Śmierć Anny Przybylskiej dla wielu jest do tej pory ciosem i czymś, z czym ciężko się pogodzić. Była jedną z najpopularniejszych i najpiękniejszych aktorek w polskim show-biznesie. Gwiazda zmarła 5 października 2014 roku z powodu raka trzustki, osierociła trójkę dzieci: Oliwię, Szymona i Jana. Zajmuje się nimi ojciec Jarosław Bieniuk.
Oliwia miała 11 lat, kiedy zmarła Anna Przybylska. Dziewczyna jednak stara się pielęgnować pamięć o mamie - przede wszystkim poszła w jej ślady, próbuje swoich sił w modelingu, ma też spore szanse zaistnieć w branży filmowej.
Nosi także pamiątki po niej. Kiedyś pojawiła się w kolczykach, które kiedyś należały do zmarłej aktorki. Tym razem 18-latka postanowiła uczcić Dzień Matki. Opublikowała na InstaStories zdjęcie Przybylskiej, na którym pozuje roześmiana. Dodała też emotkę w kształcie serca w czarnym kolorze.

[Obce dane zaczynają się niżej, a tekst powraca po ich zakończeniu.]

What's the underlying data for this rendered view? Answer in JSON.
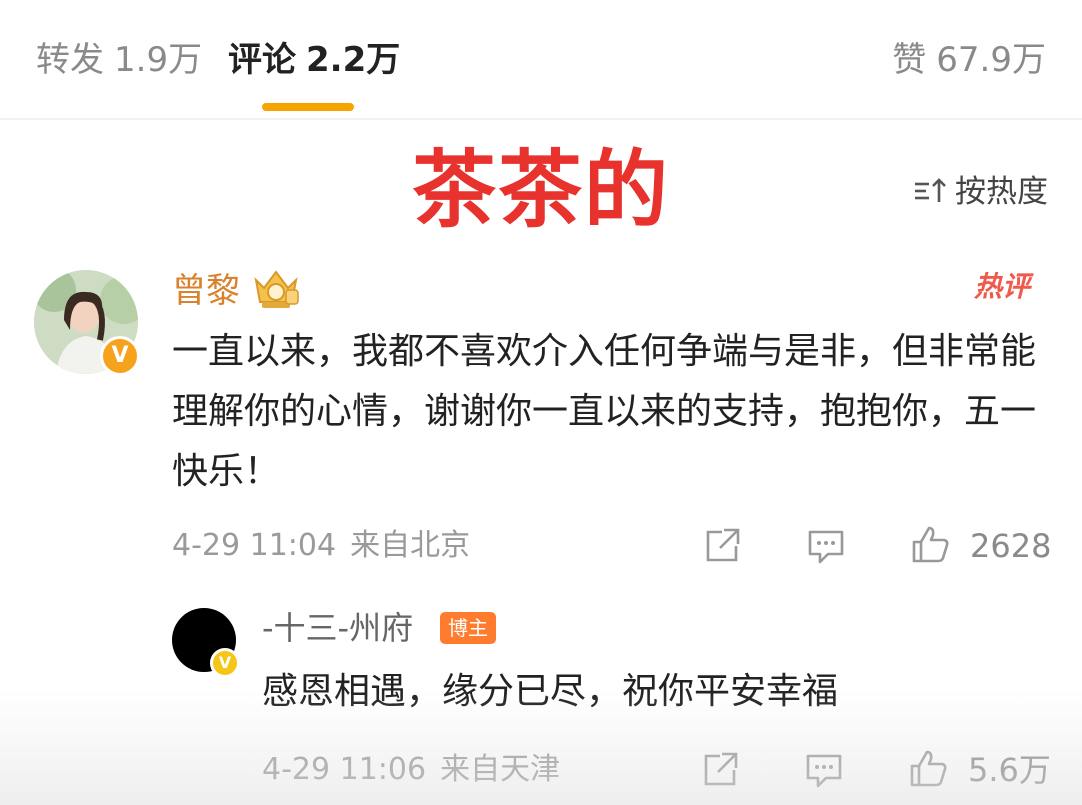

Oliwia do tej pory mocno przeżywa śmierć mamy. Doskonale pamięta dzień, kiedy odeszła. Choć spodziewała się, tego, co się stanie, to nie chciała usłyszeć tej wiadomości. Jak podkreśla, długo nie mogła pozbierać się po śmieci mamy. W wywiadzie opowiadała:
Kiedy mama umarła, wchodziłam w najtrudniejszy okres dojrzewania i ono się trochę zatrzymało. Teraz czuję, że dorastałam wolniej niż reszta moich rówieśników. Oni mieli już inne problemy niż moje, a ja czułam się ciągle dzieckiem - mówiła w rozmowie z "VIVĄ!".
W opiece nad dziećmi pomagają Bieniukowi bliscy, w tym mama i siostra Anny Przybylskiej. Nastolatka ma także wsparcie w partnerkach taty, w tym matki jego dziecka, Martynie Gliwińskiej, oraz obecnej ukochanej Zuzannie Pactwie.